14 Ocak 2011 Cuma

narsistein

bu aralar iç dünyama taktım. asosyalliğin başlangıç semptomları mı deriz artık yoksa olgunluk yolunda bir iç yolculuk deyip sevimlileştirir miyiz bu asosyalliğin başlangıcını (ki farketmişsinizdir, bana göre her türlü asosyallik demek bu düpedüz) bilemem.

arabada yolculuk ederken -ki bu ofiste geçirdiğim vakit dışındaki tüm vaktim demek neredeyse- konuştuğum tek insan kendimim. bir umut sarıkaya gibi gözlemliyorum bünyemi. derinlemesine eşeleyip mizah yapacak bir şeyler arıyorum daha çok. tipik olan, klişe olan ve bu yüzden komik olan. zaten gözlemleyecek başka bir insan yok, yani yaptığım sanatsal bir şey de değil aslında. sadece ben varım oyalanacak, e ben de kendi kendime oyalanıyorum.

çok karmaşık duygular yaşadığımı gördükçe arada bir hayranlık duyuyorum kendime. evet bu da asosyallik sonrası narsizm olabilir. her şey olabilir. ben 23 sene ağzına çay koymayıp 24. senesinde kupa kupa çay içen bir insanım. dinamik bir yapım var yani. narsist olduğum tek konu da bu olayın ta kendisidir. herkesle çelişemeyen ben, kendimle pek tabi çelişiyorum. ve bu durum da acaip hoşuma gidiyor.

kaotik bir düzen benimki. bütününde kararlı davranışlar, ama sistem içerisinde bir düzensizlik. kaos dediğin şey de zaten kendi içerisinde öngörülemeyen birtakım düzenli değişkenlere bağlı düzenli sistem demekmiş zaten. (kaynak: ntvblm'in bu sayısı)

birini çok sevmek, sonra bir anda vazgeçmekten tutun da, bir sokağa hiç sapmak istemeyip kendimi bir anda o sokakta bulmaya kadar giden bir iç tutarsızlık yaşanıyor. söz konusu insan dinamikleri olunca isviçreli bilim adamlarının bile destur ettiğini düşünürsek, belki de bir yerde bırakmak lazım irdelemeleri. hem, kendini çözeceksin de n'olacak dediğinizi duyar gibiyim.

ne biliyim.

işte bu yazı kadar tutarsız hissettiklerim. hiçbir insana bağlı olmamak, hiçbir düşünceye bağlı kalmamak demek benim açımdan. şimdilerde bu özgürlüğün sersemliğini yaşıyorum. bir oraya, bir buraya. bir sever gibi yapıp yengeç gibi çekilmek gibi. ya da gitmek istediğim diyarları, özellikle benden başka kimsenin gitmek istemeyeceği yerler olarak seçmek gibi. yalnızlığı sevince, kendisini ona daha da bağlayası geliyor insanın. bir de sevdikçe sevesi geliyor insanın diye bir laf, ki o benim değil. yıldız tilbe'nin.

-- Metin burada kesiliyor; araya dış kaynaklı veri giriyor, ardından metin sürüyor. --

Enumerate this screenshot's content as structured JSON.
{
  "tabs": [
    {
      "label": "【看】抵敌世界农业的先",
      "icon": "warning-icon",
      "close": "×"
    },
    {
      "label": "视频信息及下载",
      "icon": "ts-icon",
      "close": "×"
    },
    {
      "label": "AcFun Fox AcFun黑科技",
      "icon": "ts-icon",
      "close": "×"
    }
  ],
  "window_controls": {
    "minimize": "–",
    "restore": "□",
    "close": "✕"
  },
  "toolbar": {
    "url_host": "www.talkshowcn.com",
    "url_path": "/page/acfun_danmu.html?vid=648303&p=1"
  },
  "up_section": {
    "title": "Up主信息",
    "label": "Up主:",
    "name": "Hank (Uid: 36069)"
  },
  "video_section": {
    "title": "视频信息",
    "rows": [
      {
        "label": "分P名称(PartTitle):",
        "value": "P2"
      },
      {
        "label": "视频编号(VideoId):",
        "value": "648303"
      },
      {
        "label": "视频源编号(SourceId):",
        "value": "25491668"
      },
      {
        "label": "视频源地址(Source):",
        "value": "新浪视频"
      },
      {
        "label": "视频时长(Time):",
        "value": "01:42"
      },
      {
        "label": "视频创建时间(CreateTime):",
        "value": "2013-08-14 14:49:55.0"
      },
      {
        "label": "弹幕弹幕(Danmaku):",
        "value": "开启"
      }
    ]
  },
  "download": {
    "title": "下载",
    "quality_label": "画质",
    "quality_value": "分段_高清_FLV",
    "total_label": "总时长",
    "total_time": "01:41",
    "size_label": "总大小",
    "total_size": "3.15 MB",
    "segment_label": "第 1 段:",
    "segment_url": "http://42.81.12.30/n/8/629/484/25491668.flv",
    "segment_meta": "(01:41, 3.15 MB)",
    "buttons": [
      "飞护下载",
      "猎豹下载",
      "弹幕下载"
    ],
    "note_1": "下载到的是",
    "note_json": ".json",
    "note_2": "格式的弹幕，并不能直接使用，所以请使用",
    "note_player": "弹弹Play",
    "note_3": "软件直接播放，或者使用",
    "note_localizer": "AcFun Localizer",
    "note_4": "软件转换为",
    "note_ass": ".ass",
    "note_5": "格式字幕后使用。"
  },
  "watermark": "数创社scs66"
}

karmaşık denklemleri isviçreli bilim adamlarına bırakacak olursak.. geriye ne kalır bulamadım. ben kendi çapımda bilime yardımcı olmaya adayım. pınar güngör bünyesinde yatan ne varsa uğur dündar'ın çocukluğumda bilinçaltıma attığı tüm araştırmacı yeteneklerini yengeç gücümle harmanlayıp su yüzüne çıkaracağım. yalnız uğur'cum, ben bu tükkana mühür vuramam; zira kendisi bana lazım. onda başta anlaşalım. ama yamuk gördüğüm yerde de uyarıyorum bünyeyi, için rahat olsun.

o değil de, bildiğin asosyallik belirtisi bu. acil toparlanmak mı lazım?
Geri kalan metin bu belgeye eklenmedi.